Man In Progress Quenching Your Thirst For Knowledge

12Feb/110

Consolidating to Get Out of Debt

Many financial experts agree that consolidating your debts is the best option to consider if you have several debts. There are two debt consolidation options that you can use depending on your financial capacity and preference.

Merge your balances into one account – This is actually simple because you can do it yourself. All you have to do is transfer your other balances into one account that has the lowest interest and finance charges. When you do this, you need to inform your creditors about your effort so that no delayed or default payments will be reported to the credit bureaus. This allows you to simplify your payments to your creditors because you need not to pay several times each month or get confused with the various payment dates. Consolidating your debts will only require you to make one payment every month to the account where you transferred all your balances.

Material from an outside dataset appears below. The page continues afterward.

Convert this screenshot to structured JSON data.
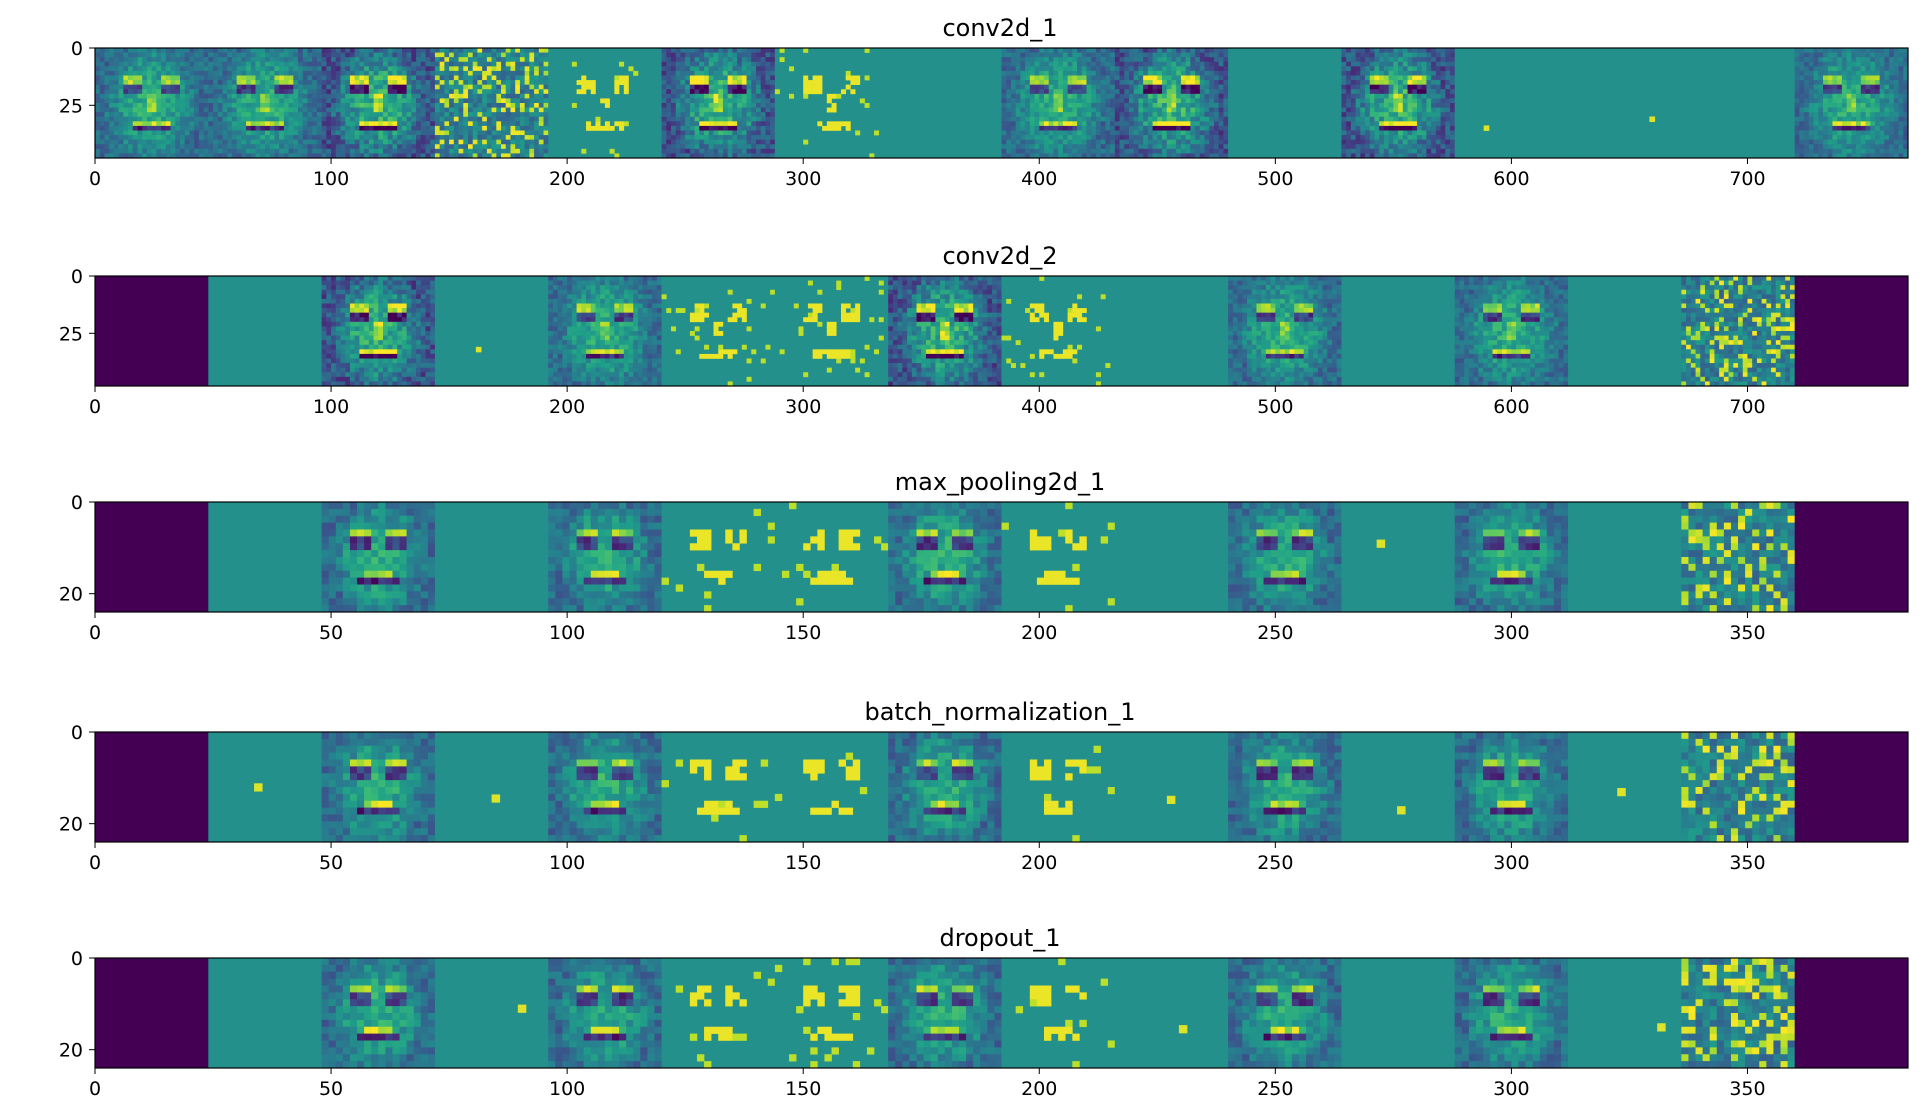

Consolidation with an unsecured loan – Once you have combined all your balances, you will have to file for a debt consolidation loan from either the agency that assists you or from a lender that offers this kind of loan. This option may not be applicable to all because some lenders consider your credit score. However, there are some lenders that approve your loan but a higher interest will be imposed so be very careful with the option that you use. You may be able to pay your other debts but again you have a new loan to deal with. If you are not comfortable with the potential consequences of this method then do not opt for this one. The best way to know if it is really the approach for you is to get the guidance of a financial expert to help you evaluate your finances and your capacity to pay.

Consolidation with a home equity loan – Getting a secured loan can be the easiest way to get a loan and reduce debt faster. But since this is a secured loan, you need to have collateral to present to your lender which can be your home or car equity. The amount of your loan is determined by your collateral so the higher the value of the property, the higher the approved loan amount. This option is recommended to those who have real huge amounts of debts that can be detrimental to your credit score. Otherwise, other options may just be enough to resolve your financial troubles.

These debt consolidation options have advantages and disadvantages so you need to weigh things. Select an option that is appropriate to your needs and will not cause any setbacks to your cash flow and credit score.